TDA4VH-Q1: Fatal Error at Memory Planning during compilation

Part Number: TDA4VH-Q1

Tool/software:

Hello,

Regarding my previous post (of which I'm hoping "ask a related question" button creating a link) I have updated the flattening process by including batch dimension inside the flattened spatial dimensions. The quantization process is now producing output detections and projected features turned to be non zero. But...

Now the compilation process fails at Memory Planning portion without giving any hints on how to solve it. So can someone help me about what this error is and how to fix it?

For the record, TIDL version 10.00.04, 8 bit and 16 bit quantization gives the same error.

------------------ Fixed-point Calibration Iteration [2 / 2]: ------------------


==================== [Quantization & Calibration Completed] ====================

========================== [Memory Planning Started] ==========================


------------------------- Network Compiler Traces ------------------------------
Successful Memory Allocation
Floating point exception (core dumped)
[TIDL Import] FATAL ERROR: Network Compiler failed to execute - Memory planning failed with return code - 34816 -- [tidl_import_core.cpp, 1002]
[TIDL Import] Aborting

Process finished with exit code 1

  • Hello Cern,

    Due to India holiday, responses will be delayed by a day or two.

    Josue

  • This error seemed to have been caused by slice-add I have used to replace torch.sum(). Torch.sum() was creating ReduceSum on onnx and it wasn't supported by TIDL causing it to divide the network into two parts excluding ReduceSum from GPU deployable layers.

    I have replaced summation with a convolutional layer, and it seems to work now on single core.

    My ultimate goal is to deploy onto multiple cores. Therefore I have set num_cores = 2 and inference_mode = 2 to compile the network for multi core usage. Now I am getting the error below. No idea which layer are the layers given with LayerNum. I have no idea which layer it is that does not support Workload and Batch processing that has more than 1 batch. 

    Any help would be appreciated. Getting frustrated by trial and error to fix errors, completely blindly. Total loss of workforce!

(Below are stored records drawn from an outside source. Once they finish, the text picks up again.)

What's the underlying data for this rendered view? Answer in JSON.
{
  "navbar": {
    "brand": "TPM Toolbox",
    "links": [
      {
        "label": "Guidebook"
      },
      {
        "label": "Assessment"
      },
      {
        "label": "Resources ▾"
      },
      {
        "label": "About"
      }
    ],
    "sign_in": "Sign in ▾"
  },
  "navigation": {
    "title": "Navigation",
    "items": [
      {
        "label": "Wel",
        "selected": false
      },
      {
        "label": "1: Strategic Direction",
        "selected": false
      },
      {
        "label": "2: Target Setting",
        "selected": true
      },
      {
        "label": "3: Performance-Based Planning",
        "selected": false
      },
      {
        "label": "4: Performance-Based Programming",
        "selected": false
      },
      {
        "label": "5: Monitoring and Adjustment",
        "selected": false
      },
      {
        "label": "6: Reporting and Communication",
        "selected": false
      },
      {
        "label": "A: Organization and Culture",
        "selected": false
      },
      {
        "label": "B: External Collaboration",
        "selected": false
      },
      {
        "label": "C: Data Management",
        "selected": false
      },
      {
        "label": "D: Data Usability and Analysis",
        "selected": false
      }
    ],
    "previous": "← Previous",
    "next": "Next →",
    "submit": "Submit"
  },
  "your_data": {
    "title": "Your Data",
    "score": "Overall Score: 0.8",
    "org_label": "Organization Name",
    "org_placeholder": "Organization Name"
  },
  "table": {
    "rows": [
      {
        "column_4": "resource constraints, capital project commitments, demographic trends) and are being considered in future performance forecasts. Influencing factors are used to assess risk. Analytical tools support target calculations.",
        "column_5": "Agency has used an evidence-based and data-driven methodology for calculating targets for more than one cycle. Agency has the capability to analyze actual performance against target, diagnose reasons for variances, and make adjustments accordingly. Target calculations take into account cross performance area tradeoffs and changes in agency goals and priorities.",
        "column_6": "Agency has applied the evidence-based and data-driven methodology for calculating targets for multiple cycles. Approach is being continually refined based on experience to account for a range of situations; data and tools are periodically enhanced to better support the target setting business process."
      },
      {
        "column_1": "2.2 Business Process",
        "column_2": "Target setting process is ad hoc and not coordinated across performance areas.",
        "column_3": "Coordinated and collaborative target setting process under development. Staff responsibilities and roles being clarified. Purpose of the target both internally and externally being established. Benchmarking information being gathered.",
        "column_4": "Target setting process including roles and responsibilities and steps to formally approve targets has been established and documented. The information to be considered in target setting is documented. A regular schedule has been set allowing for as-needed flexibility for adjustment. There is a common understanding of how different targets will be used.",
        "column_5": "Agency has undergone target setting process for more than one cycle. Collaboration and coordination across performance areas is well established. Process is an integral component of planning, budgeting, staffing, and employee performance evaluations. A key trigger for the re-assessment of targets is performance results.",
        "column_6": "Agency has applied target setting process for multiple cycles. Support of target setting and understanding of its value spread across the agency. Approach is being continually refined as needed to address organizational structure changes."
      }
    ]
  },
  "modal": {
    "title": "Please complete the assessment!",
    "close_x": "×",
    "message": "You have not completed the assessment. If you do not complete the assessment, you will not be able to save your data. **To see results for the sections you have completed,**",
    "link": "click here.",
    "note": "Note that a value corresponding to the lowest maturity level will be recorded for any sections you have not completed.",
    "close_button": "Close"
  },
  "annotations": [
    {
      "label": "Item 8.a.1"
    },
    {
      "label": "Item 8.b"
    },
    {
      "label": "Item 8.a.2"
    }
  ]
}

    ------------------ Fixed-point Calibration Iteration [1 / 1]: ------------------


    ==================== [Quantization & Calibration Completed] ====================

    ========================== [Memory Planning Started] ==========================


    ------------------------- Network Compiler Traces ------------------------------
    ERROR : [file:src/netanalysis.c, func:createBatchGroupInfoPostLayerExecutionDecision, line:3661] LayerNum=511643664 doesnt support Workload and Batch Processing and has more than 1 batch

    ========================= [Memory Planning Completed] =========================

    [TIDL Import] ERROR: Could not open /home/ct22/remote-pycharm/edgeai_tidl_tools/model-artifacts/ipm_mslr_ph_15x/tempDir/subgraph_0_tidl_net/perfSimInfo.bin -- [tidl_import_core.cpp, 1034]
    Rerunning network compiler...
    ========================== [Memory Planning Started] ==========================


    ------------------------- Network Compiler Traces ------------------------------
    ERROR : [file:src/netanalysis.c, func:createBatchGroupInfoPostLayerExecutionDecision, line:3661] LayerNum=884035600 doesnt support Workload and Batch Processing and has more than 1 batch

    ========================= [Memory Planning Completed] =========================

    [TIDL Import] ERROR: Could not open /home/ct22/remote-pycharm/edgeai_tidl_tools/model-artifacts/ipm_mslr_ph_15x/tempDir/subgraph_0_tidl_net/perfSimInfo.bin -- [tidl_import_core.cpp, 1034]
    [TIDL Import] [PARSER] WARNING:
    ********************************************************************
    * Network compiler returned with error or didn't executed *
    * This model can only be used on PC/Host emulation mode *
    * It is not expected to work on target/EVM *
    ********************************************************************

  • Hi,

    ReduceSum on onnx and it wasn't supported by TIDL causing it to divide the network into two parts excluding ReduceSum from GPU deployable layers.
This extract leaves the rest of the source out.